I am blessed by starlight, here in this bed. We had the ceiling removed some years ago, replaced with toughened sheets of glass that we might enjoy the night to the extents of its potential. Each morning, for the first month or so, my beloved or I would climb to the flat roof of the kitchen and reach out over the glass with a soaped mop, cleaning the glass to an elegance of expansive crystal. Now, in autumn, the dry leaves have worked their way into the corners of the glass, for neither of us makes the effort to keep out the rot. We still have the stars, blessing us in our sleep with silent beatific rays, but their glimmering genuflection is framed by decay. It's somehow more real. Occasionally, we dwell on this.

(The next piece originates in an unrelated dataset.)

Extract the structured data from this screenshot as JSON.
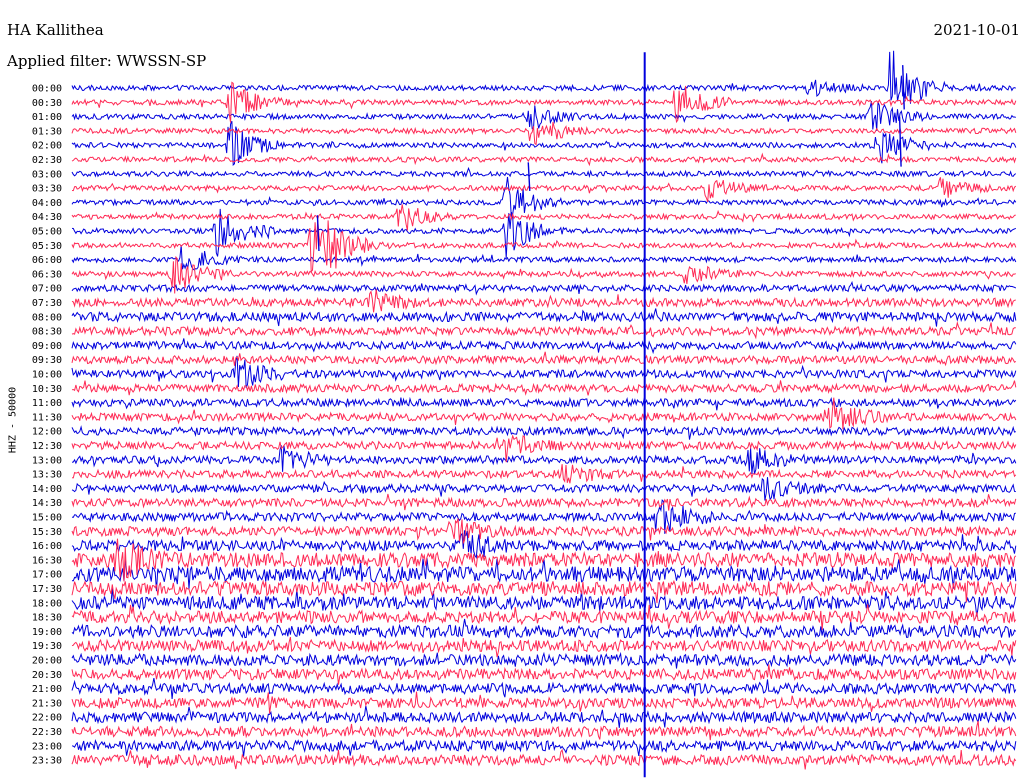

When winter comes, wild geese circle overhead, their cries made faint by altitude, but resonating, throbbing with poetry - a longing for the marshland's soft ooze, the bitter taste of green chard crushed in a spoon-like beak, and the necessity of maintaining a distance just so from the flock-mate ahead. Sometimes, when winter is truly here, we wake inside an ice floe, bathed in chill and milky light. Crystal tendrils spill over the expanse above us, and we begin our day somewhat humbled by this glacial water's beauty. We dare not think of the heating bill.
Summer brings pigeons and with them their filth. A black cat prowls over, and observes our sleeping forms: a man-mountain and his beloved, spooned together, squeezed into this. Here in this bed, I am blessed with starlight, surrounded by decay. In this bed it is warm, and my beloved gives out the heat of devotion. I am happy here; for now, at least.